Strona:PL Robert Louis Stevenson - Wyspa Skarbów.djvu/186

Ta strona została uwierzytelniona.
Rozdział dwudziesty.
POSELSTWO SILVERA.

W rzeczy samej tuż pod warownią stało dwóch mężczyzn, z których jeden powiewał białą płachtą, drugim zaś był we własnej osobie Jan Silver, nieruchomy i spokojny.

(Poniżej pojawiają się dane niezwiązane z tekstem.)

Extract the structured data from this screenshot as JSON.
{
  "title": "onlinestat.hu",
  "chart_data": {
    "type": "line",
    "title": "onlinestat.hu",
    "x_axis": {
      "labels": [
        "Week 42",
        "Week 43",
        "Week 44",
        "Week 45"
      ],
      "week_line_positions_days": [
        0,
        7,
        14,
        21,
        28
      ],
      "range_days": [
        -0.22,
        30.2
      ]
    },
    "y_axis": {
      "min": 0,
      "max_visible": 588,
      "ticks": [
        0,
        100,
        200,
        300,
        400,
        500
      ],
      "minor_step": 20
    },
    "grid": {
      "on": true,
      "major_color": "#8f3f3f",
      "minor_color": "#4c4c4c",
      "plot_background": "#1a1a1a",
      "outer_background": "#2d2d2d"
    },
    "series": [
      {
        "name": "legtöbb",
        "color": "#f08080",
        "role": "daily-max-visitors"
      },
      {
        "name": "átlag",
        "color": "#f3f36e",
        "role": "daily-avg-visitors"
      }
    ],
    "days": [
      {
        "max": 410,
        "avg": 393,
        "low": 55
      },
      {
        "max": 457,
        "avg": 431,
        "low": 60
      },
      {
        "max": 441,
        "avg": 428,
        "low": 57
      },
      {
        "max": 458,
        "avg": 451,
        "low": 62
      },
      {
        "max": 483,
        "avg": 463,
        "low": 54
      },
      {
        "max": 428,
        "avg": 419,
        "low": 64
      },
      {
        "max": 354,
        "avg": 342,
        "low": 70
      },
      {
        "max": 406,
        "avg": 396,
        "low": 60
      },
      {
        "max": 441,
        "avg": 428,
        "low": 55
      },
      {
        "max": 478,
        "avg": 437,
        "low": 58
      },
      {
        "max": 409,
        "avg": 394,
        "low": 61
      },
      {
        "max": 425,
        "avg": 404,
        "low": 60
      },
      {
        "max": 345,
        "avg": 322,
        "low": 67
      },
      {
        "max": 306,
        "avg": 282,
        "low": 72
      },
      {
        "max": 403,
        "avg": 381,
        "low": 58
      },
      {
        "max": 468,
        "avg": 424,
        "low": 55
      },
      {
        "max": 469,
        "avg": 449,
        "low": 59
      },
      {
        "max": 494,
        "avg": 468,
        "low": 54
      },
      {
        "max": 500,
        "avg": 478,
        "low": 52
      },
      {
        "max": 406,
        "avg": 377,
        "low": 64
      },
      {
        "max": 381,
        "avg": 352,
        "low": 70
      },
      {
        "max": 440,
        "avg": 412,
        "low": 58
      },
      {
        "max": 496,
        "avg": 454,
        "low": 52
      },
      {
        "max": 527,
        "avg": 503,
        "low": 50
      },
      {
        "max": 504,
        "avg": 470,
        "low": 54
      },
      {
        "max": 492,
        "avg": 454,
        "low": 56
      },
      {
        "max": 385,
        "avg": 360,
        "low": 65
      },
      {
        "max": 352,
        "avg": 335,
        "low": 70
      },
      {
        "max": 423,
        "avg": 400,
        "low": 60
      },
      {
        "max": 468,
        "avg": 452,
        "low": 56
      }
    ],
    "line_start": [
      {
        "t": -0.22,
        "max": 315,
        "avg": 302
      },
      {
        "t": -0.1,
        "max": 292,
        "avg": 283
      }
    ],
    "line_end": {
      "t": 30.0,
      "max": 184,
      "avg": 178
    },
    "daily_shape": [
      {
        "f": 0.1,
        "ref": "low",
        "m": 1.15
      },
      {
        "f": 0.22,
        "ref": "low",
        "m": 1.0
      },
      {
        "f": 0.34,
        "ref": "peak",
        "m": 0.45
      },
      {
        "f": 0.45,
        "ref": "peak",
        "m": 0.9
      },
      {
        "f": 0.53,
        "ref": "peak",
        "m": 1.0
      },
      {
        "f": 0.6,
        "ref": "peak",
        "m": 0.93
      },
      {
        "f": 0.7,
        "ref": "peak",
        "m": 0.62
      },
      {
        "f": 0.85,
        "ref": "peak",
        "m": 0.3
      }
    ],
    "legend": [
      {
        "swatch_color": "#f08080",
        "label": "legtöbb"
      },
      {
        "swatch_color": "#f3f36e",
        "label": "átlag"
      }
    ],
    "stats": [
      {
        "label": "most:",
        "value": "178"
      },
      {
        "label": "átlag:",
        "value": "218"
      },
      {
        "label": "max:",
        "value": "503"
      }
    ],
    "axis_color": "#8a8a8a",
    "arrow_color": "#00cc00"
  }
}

Było jeszcze bardzo wcześnie, a poranek był najzimniejszy z wszystkich, jakie pamiętam w ciągu podróży: chłód przenikał do szpiku kości. Niebo było jasne i bezchmurne, a wierzchołki drzew lśniły rosą w słońcu, lecz tam, gdzie stał Silver ze swym adjutantem, wszystko było jeszcze zanurzone w cieniu, tak, iż obaj brnęli po kolana w przyziemnym, białym tumanie, który przez noc wysnuł się z nad oparzeliska. To zimno i te wyziewy, razem wzięte, zdradziły mi historję tej nieszczęsnej wyspy. Była to poprostu miejscowość wilgotna, malaryczna i zabójcza dla zdrowia.
— Pozostańcie wewnątrz domu — rozkazał kapitan. — Zakładam się, jeden przeciw dziesięciu, że to podstęp.
I zawołał na korsarza:
— Kto idzie? Stój, bo strzelamy!
— Biała chorągiew! — zawołał Silver.